Go-Between begins with Emily, a restauranteur in Arcata, California who seems to have made her peace with her shady past. She employs undocumented labor and has a customer base of pot growers, but she tries to keep an arm’s length from everything and everyone. The one glaring exception is Emily’s boyfriend, Danny, a pilot who augments the cost of his plane by occasionally loading it with weed and hauling the cargo out of Humbolt County. He plans one last flight—a “minimum risk, maximum reward” haul that predictably lands him in jail. His arrest coincides with the return of a federal agent named Gary. Or “fucking Gary,” as Emily frequently calls him.

In another life, Emily was a pawn in one of Gary’s schemes. Now he’s back to move her around the chess board. He’ll hold Danny in jail for as long as he needs Emily. When he’s done with them, he hints that both Emily and Danny will be released. The project Gary has in mind is simple. He wants Emily to go to Houston and keep an eye on Kaitlyn O’Connor. Kaitlyn was the victim of a horrific carjacking that left her husband and son dead. Now she’s the public face of a tough-on-crime organization called Safer America.
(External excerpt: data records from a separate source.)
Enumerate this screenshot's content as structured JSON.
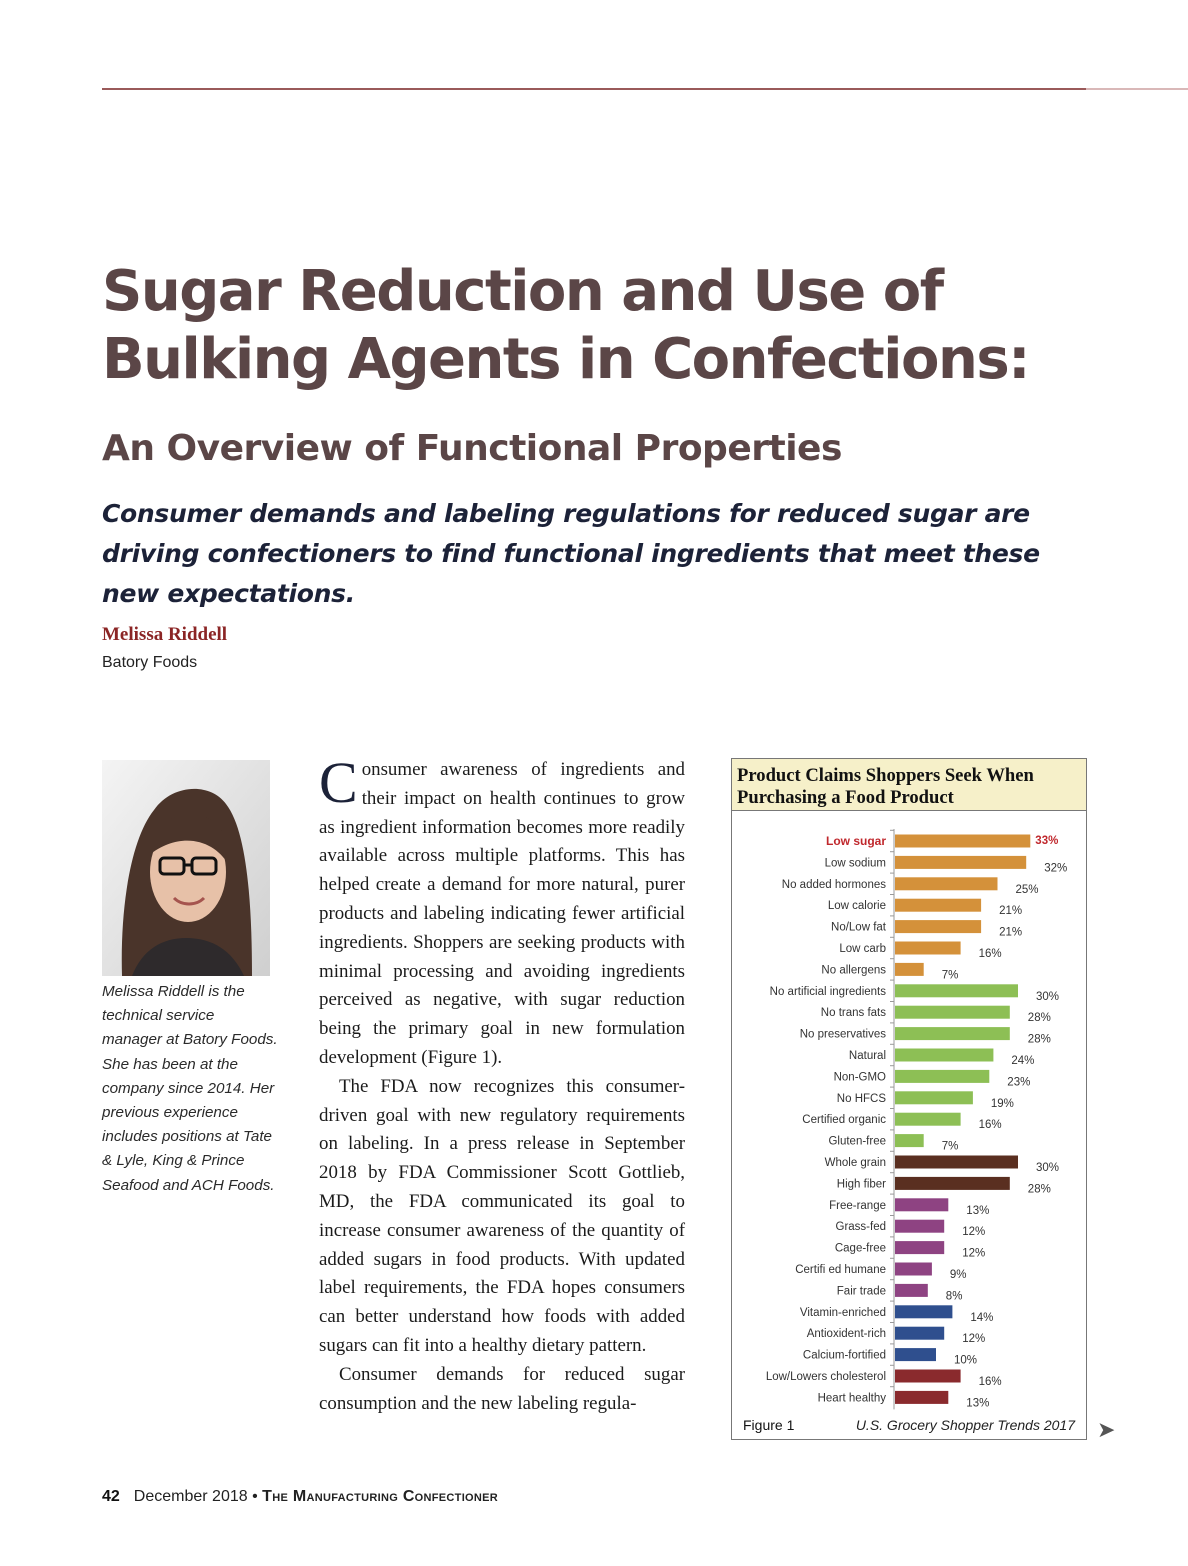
{
  "title": "Sugar Reduction and Use of Bulking Agents in Confections:",
  "subtitle": "An Overview of Functional Properties",
  "deck": "Consumer demands and labeling regulations for reduced sugar are driving confectioners to find functional ingredients that meet these new expectations.",
  "author": {
    "name": "Melissa Riddell",
    "affiliation": "Batory Foods"
  },
  "photo_caption": "Melissa Riddell is the technical service manager at Batory Foods. She has been at the company since 2014. Her previous experience includes positions at Tate & Lyle, King & Prince Seafood and ACH Foods.",
  "body": {
    "drop_cap": "C",
    "p1_rest": "onsumer awareness of ingredients and their impact on health continues to grow as ingredient information becomes more readily available across multiple platforms. This has helped create a demand for more natural, purer products and labeling indicating fewer artificial ingredients. Shoppers are seeking products with minimal processing and avoiding ingredients perceived as negative, with sugar reduction being the primary goal in new formulation development (Figure 1).",
    "p2": "The FDA now recognizes this consumer-driven goal with new regulatory requirements on labeling. In a press release in September 2018 by FDA Commissioner Scott Gottlieb, MD, the FDA communicated its goal to increase consumer awareness of the quantity of added sugars in food products. With updated label requirements, the FDA hopes consumers can better understand how foods with added sugars can fit into a healthy dietary pattern.",
    "p3": "Consumer demands for reduced sugar consumption and the new labeling regula-"
  },
  "figure": {
    "header": "Product Claims Shoppers Seek When Purchasing a Food Product",
    "label": "Figure 1",
    "source": "U.S. Grocery Shopper Trends 2017",
    "continue_arrow": "➤"
  },
  "colors": {
    "title": "#5b4647",
    "deck": "#1c2238",
    "author": "#8b2525",
    "highlight_label": "#c0282d",
    "orange": "#d4913a",
    "green": "#8dbf55",
    "brown": "#5a2f20",
    "purple": "#8e4382",
    "blue": "#2f4f8e",
    "red": "#8a2a2d"
  },
  "chart_data": {
    "type": "bar",
    "orientation": "horizontal",
    "title": "Product Claims Shoppers Seek When Purchasing a Food Product",
    "value_suffix": "%",
    "xlim": [
      0,
      35
    ],
    "categories": [
      "Low sugar",
      "Low sodium",
      "No added hormones",
      "Low calorie",
      "No/Low fat",
      "Low carb",
      "No allergens",
      "No artificial ingredients",
      "No trans fats",
      "No preservatives",
      "Natural",
      "Non-GMO",
      "No HFCS",
      "Certified organic",
      "Gluten-free",
      "Whole grain",
      "High fiber",
      "Free-range",
      "Grass-fed",
      "Cage-free",
      "Certifi  ed humane",
      "Fair trade",
      "Vitamin-enriched",
      "Antioxident-rich",
      "Calcium-fortified",
      "Low/Lowers cholesterol",
      "Heart healthy"
    ],
    "values": [
      33,
      32,
      25,
      21,
      21,
      16,
      7,
      30,
      28,
      28,
      24,
      23,
      19,
      16,
      7,
      30,
      28,
      13,
      12,
      12,
      9,
      8,
      14,
      12,
      10,
      16,
      13
    ],
    "groups": [
      "orange",
      "orange",
      "orange",
      "orange",
      "orange",
      "orange",
      "orange",
      "green",
      "green",
      "green",
      "green",
      "green",
      "green",
      "green",
      "green",
      "brown",
      "brown",
      "purple",
      "purple",
      "purple",
      "purple",
      "purple",
      "blue",
      "blue",
      "blue",
      "red",
      "red"
    ],
    "highlight": [
      "Low sugar"
    ]
  },
  "footer": {
    "page_number": "42",
    "issue": "December 2018",
    "separator": "•",
    "magazine": "The Manufacturing Confectioner"
  }
}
Safer America manages a lot of dark money and some important initiatives are on the ballot in the upcoming election. Emily just needs to keep Kaitlyn on message through the election season. What follows is a thrilling chess match between Emily and Gary. It moves the reader across the dark squares of power, money, and special interests that tend to run public policy on a state and national level. Gary is a complex villain. He’s charming and slippery. It’s never clear whose interests he serves (beyond his own) or how much power he has. Issues that we debate ideologically—specifically marijuana legalization and mass incarceration—are stripped from their moral standpoints and reduced to matters of money. Kaitlyn is inscrutable. She could become the Sarah Palin Gary wants her to be, or she could make a 180° turn once she learns her real role in power and money, much like Elizabeth Warren did. Emily’s motivations waver between the greater good and saving her own hide. Everyone involved—the reader included—loses a little bit of innocence.

Toward the end of the novel, Emily and Kaitlyn visit a law-and-order convention that looks eerily like any other trade show. At the core, the convention is full of consumables sold to consumers. The whole scene forces the reader to ask the question: what is all this law and order really about? Brackmann’s novel raises issues Michel Foucault explored in Discipline & Punish more than forty years ago. First, if the purpose of prison is to reduce crime, then we have to admit that three hundred years of incarceration (and thirty years of US mass incarceration) have failed. So, like Foucault and Brackmann do, we have to ask what purpose all this punishment and incarceration really serves. We have to investigate who profits off it. We have to become critical of the stories that do little more than promote the myth of justice in our justice system.

This becomes the real power of Go-Between. Brackmann goes beyond the simple and harmful morality tales of good cops and evil criminals. She investigates the very nature of crime. She explores who really profits from it. And she does all this in a kick-ass thriller that’s nearly impossible to put down.